Why test brain-dead patients?
Hawthorne says that its safer, in some ways, to test xenotransplantation in a deceased patient before proceeding to a live recipient.
It gives surgeons the ability to take large biopsies and many samples from the organ and the recipient over a short period of time, which they cannot necessarily do in a live recipient who will recover.
“Within the first week, you generally come to major barriers in organ transplantation. You potentially can come up against severe rejection issues, or other issues such as primary non-function of a graft,” says Hawthorne.
“If you’re putting the organ into a live patient and you haven’t addressed all of these issues it may lead to serious complications and loss of the graft and or the patient… that’s the advantage of a brain-dead recipient.”
But only, Hawthorne stresses, provided it is done in an ethically approved, consented manner. The family of the brain-dead patient must fully consent to and register as undertaking the procedure under an approved research consented protocol and the regulations of that jurisdiction.
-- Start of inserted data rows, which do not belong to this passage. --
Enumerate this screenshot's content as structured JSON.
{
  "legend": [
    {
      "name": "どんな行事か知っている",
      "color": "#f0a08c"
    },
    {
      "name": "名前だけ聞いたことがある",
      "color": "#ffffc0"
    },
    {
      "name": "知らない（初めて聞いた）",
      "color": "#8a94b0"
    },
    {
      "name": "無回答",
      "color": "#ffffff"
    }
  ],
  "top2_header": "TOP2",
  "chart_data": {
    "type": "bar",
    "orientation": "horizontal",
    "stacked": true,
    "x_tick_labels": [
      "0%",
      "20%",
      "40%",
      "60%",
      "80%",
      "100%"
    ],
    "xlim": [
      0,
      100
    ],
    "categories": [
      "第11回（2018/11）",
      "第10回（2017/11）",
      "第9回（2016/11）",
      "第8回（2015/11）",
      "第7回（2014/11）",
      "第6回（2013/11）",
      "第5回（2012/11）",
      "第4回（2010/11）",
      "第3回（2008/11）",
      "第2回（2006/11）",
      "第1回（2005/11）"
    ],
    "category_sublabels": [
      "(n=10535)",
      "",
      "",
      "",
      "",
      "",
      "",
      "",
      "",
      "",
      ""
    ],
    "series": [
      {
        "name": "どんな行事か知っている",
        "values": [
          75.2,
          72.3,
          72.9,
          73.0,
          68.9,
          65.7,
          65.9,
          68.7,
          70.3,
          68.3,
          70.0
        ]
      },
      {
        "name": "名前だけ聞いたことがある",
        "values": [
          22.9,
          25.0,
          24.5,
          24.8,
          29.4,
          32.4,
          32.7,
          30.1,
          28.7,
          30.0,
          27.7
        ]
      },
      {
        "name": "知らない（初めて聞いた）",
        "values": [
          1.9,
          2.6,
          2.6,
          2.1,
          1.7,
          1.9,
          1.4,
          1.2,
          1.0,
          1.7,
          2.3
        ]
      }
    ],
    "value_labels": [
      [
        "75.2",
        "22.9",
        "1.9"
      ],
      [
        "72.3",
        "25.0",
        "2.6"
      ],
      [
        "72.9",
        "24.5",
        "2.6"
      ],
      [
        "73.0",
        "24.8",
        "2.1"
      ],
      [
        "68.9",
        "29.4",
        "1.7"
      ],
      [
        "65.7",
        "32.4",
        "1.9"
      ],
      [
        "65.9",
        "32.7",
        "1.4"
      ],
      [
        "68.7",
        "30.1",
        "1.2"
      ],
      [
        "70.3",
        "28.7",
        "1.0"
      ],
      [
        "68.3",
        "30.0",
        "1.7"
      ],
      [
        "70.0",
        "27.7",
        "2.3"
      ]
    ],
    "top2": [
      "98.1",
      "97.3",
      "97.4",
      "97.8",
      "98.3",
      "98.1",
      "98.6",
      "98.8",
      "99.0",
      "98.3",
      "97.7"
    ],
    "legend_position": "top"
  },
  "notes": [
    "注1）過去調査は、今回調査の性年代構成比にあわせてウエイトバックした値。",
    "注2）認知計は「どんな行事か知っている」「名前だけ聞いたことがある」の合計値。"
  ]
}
“The IXA is fully supportive of these sorts of studies prior to going to clinical trial, provided and underpinning this is the consent and the ethics,” says Hawthorne.
To ensure this happens, documents termed “The Changsha Communiqués” have been produced in partnership between IXA, The Transplantation Society, and the World Health Organization (WHO), to establish the Guidances and regulatory requirements internationally for xenotransplantation trials.
According to the Nature paper: “After receiving a detailed overview of the study procedures, the recipient’s 4 immediate family members signed an informed consent.”
“We’re hopeful that all these groups do provide the data for these studies to go on to the registry under the Human Xenotransplant Inventory,” says Hawthorne.
“We only ever want this to be done in an ethical and humane fashion.”
The inventory was established in 2006 with the main goal of making information “more accessible to the broader transplantation community, the public, and officials, fostering transparency, and thereby promoting best practices within the xenotransplantation field.”
This latest research was carried out to trial xenotransplantation as a bridge therapy for individuals with liver failure who are waiting for a human liver, with the aim of ultimately achieving a permanent transplant from a human donor.